2.7V 100F super capacitor
Working temperature range
Rated discharge capacitance
High temperature load
High temperature storage
How to choose / super capacitor edit
Two main applications for supercapacitors: high power pulse applications and instantaneous power retention. Features of high-power pulse applications: instantaneous flow to load high current; characteristics of instantaneous power retention applications: require continuous power supply to the load, typically for a few seconds or minutes. A typical application for instantaneous power retention: the reset of the disk drive head during a power outage. Different applications have different parameters for the parameters of the supercapacitor.
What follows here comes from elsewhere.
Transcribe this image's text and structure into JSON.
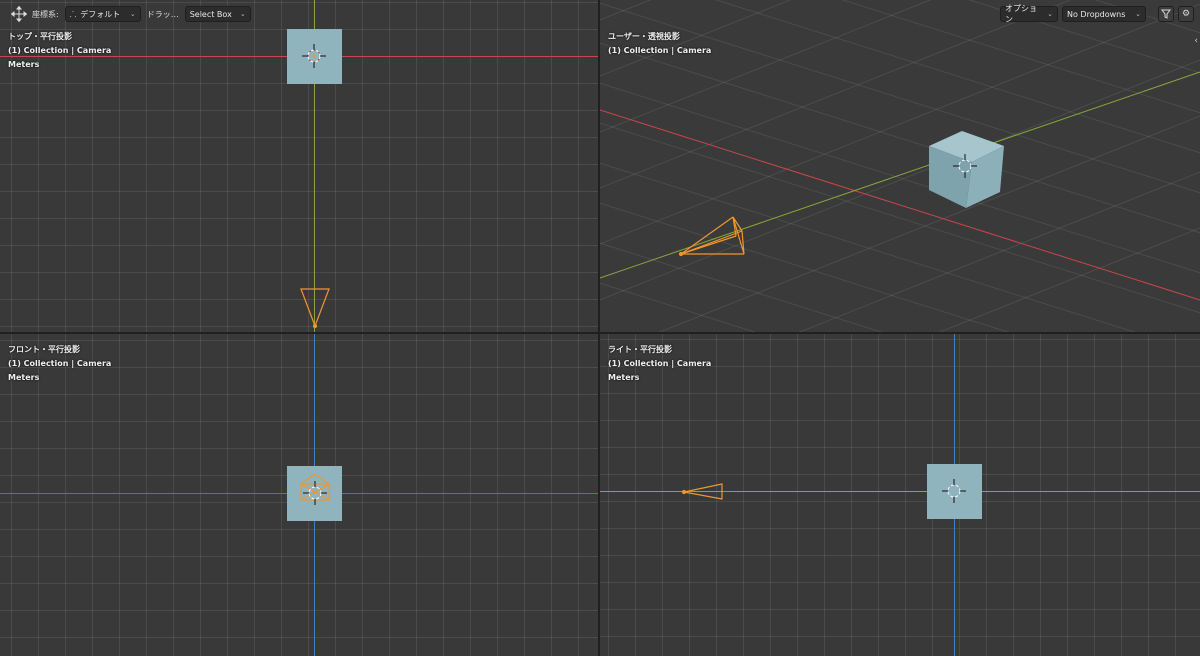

The high power pulse application utilizes a small internal resistance (R) of the supercapacitor, while the instantaneous power retention is a large electrostatic capacity (C) using the supercapacitor.
Two calculation formulas and application examples are provided below:
C(F): the nominal capacity of the supercapacitor;
R (Ω): the nominal internal resistance of the supercapacitor;
ESR (Ω): equivalent series resistance at 1KZ;
Uwork(V): normal operating voltage in the circuit
Umin(V): The minimum voltage required to operate the device;
t(s): the hold time required in the circuit or the pulse duration in the pulse application;
Udrop(V): The total voltage drop at the end of a discharge or high current pulse;
I(A): load current;
Instantaneous power retention application
An approximate calculation formula for the capacitance of the supercapacitor, which is based on maintaining the required energy = supercapacitance to reduce energy.
Energy required during the hold period = 1/2I (Uwork + Umin) t;
Supercapacitor reduces energy = 1/2C (Uwork2 - Umin2),
Therefore, its capacity can be obtained (ignoring the voltage drop caused by IR) C=I(Uwork+ Umin)t/(Uwork2 -Umin2)
Assume that the tape drive operates at 5V and the safe operating voltage is 3V. If the DC motor requires 0.5A for 2 seconds (can work safely), then the capacity can be at least 0.5 F according to the above formula.
Because the voltage of 5V exceeds the nominal operating voltage of the single capacitor. Thus, the two capacitors can be connected in series. If two identical capacitors are connected in series, then each voltage is its nominal voltage of 2.5V.
If we choose a capacitor with a nominal capacity of 1F, the two strings are 0.5F. This choice does not provide sufficient margin given the -20% capacity deviation of the capacitor. Capacitors with a nominal capacity of 1.5F can be selected to provide 1.5F/2 = 0.75F. Consider a -20% capacity deviation with a minimum of 1.2F/2 = 0.6F. This supercapacitor provides ample safety margin. After the high current pulse, the tape drive is switched to the low current mode of operation, using the excess energy of the supercapacitor.
In this example, the voltage equalization circuit ensures that each cell does not exceed its rated voltage.